2019 MACH MRFF
Rapid Applied Research Translation
Successful Grants & Fellowships
Dr Andrew Bivard
MACH Partners: Austin Health, Florey Institute of Neuroscience and Mental Health, Melbourne Health, St Vincent’s Hospital Melbourne, University of Melbourne, Western Health
Project title: Tenecteplase versus Alteplase for Stroke Thrombolysis Evaluation Trial in the Ambulance (TASTEa)
Summary: Ischemic stroke is a major health burden globally and in Australia. Treatment for ischemic stroke is time critical and is significantly more effective if administered within the first 90 minutes of symptom onset. This clinical trial will identify if early administration of oral thrombolytic agent, tenecteplase prior to hospital can improve outcomes from stroke, and reduce costs compared to standard care of IV alteplase in hospital.
About Dr Bivard's Research Project
What is the problem you're trying to solve?
Currently, alteplase is the standard clot-dissolving therapy for ischemic stroke, however this treatment is only effective in 30-45% of patients. Importantly, treatment of ischemic stroke is more effective when given within 90 minutes of stroke onset. Means of treating patients earlier with more effective therapies are needed.

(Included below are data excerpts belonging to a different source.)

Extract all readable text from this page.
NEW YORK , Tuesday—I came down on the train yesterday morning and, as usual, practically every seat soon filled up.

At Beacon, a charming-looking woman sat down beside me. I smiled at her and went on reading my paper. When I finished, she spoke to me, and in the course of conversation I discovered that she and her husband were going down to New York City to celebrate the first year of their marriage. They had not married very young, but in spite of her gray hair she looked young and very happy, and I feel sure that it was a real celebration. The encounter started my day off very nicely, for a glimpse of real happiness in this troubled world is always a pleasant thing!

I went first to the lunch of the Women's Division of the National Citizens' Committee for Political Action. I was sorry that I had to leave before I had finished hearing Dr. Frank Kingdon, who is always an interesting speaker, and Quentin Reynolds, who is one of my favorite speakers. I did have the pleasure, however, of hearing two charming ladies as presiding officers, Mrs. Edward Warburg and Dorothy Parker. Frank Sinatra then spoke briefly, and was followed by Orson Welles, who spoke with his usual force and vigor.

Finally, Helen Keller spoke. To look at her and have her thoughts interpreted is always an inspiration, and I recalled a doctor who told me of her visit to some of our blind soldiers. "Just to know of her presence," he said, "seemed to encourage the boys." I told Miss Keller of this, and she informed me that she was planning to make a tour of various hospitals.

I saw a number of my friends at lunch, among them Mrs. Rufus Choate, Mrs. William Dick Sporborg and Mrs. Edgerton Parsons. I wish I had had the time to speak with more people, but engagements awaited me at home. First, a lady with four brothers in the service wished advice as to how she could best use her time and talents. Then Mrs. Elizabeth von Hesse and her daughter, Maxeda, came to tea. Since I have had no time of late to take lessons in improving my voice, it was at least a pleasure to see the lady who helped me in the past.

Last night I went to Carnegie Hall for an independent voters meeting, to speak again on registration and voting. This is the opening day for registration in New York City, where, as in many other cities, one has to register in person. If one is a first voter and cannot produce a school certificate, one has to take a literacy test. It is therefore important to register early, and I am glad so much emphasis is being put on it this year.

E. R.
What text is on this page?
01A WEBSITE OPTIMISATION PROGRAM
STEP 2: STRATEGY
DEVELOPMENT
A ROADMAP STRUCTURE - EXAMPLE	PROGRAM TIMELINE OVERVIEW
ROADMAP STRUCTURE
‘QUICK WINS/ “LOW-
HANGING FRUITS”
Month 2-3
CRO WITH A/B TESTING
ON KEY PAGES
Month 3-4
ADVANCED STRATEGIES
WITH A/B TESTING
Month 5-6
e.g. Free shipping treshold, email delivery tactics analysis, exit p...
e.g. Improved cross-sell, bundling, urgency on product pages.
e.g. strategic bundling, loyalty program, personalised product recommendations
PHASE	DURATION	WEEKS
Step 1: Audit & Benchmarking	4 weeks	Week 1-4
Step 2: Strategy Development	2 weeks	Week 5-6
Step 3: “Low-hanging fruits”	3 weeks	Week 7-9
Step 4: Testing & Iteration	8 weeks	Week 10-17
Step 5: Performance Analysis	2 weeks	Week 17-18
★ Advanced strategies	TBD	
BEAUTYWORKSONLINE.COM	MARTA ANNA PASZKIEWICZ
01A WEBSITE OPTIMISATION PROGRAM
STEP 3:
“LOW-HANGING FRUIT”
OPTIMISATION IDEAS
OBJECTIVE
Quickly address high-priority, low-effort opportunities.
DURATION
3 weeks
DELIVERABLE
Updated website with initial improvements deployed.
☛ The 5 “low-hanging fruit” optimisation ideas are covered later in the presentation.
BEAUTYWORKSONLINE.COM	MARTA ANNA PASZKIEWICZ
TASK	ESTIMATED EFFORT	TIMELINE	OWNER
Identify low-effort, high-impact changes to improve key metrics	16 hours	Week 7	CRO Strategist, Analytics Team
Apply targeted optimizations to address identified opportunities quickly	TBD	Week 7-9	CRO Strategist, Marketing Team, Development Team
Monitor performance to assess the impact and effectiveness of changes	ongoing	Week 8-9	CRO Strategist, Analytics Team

About this research translation project
Ischemic stroke is a major public health problem, for which effective and accessible drug therapies remain limited. Current management of acute ischemic stroke includes treatment with recombinant tissue plasminogen activator (rtPA, or alteplase) to dissolve clot in a cerebral artery. The treatment effect of alteplase is much greater if given within 90 minutes of stroke onset. As a result, there has been a significant push to take stroke care to the patient in the form of the Mobile Stroke Unit (MSU). The MSU is the first designed as a CT-capable ambulance that allows assessment and treatment of stroke patients in the pre-hospital setting. In the proposed research project, we will undertake a clinical trail investigating the effectiveness of a new thrombolytic agent in the MSU, tenecteplase. Tenecteplase has been shown to be significantly more effective at improving stroke survivor’s recovery and opening blocked blood vessels than alteplase in the hospital setting. However, it is unknown if earlier administration of tenecteplase is more effective than early administration of alteplase.
What will be the impact?
The tested agent, tenecteplase, is cheaper, easier to administer (no time-consuming infusions required) and more practical for an ambulance delivered therapy than the current standard of care alteplase. If tenecteplase results in better clinical outcomes in addition to these practical advantages, there is significant scope for improved patient outcomes and cost savings.
RART 2.2 Expansion Activities
Dr Bivard received additional funding in our Rapid Applied Research Translation scheme Round 2 Stage 2 for an expansion on his Stage 1 project. Expansion activities include an increase to the number of community sites and diversification of patients groups, providing an increased generalisability and precision of results.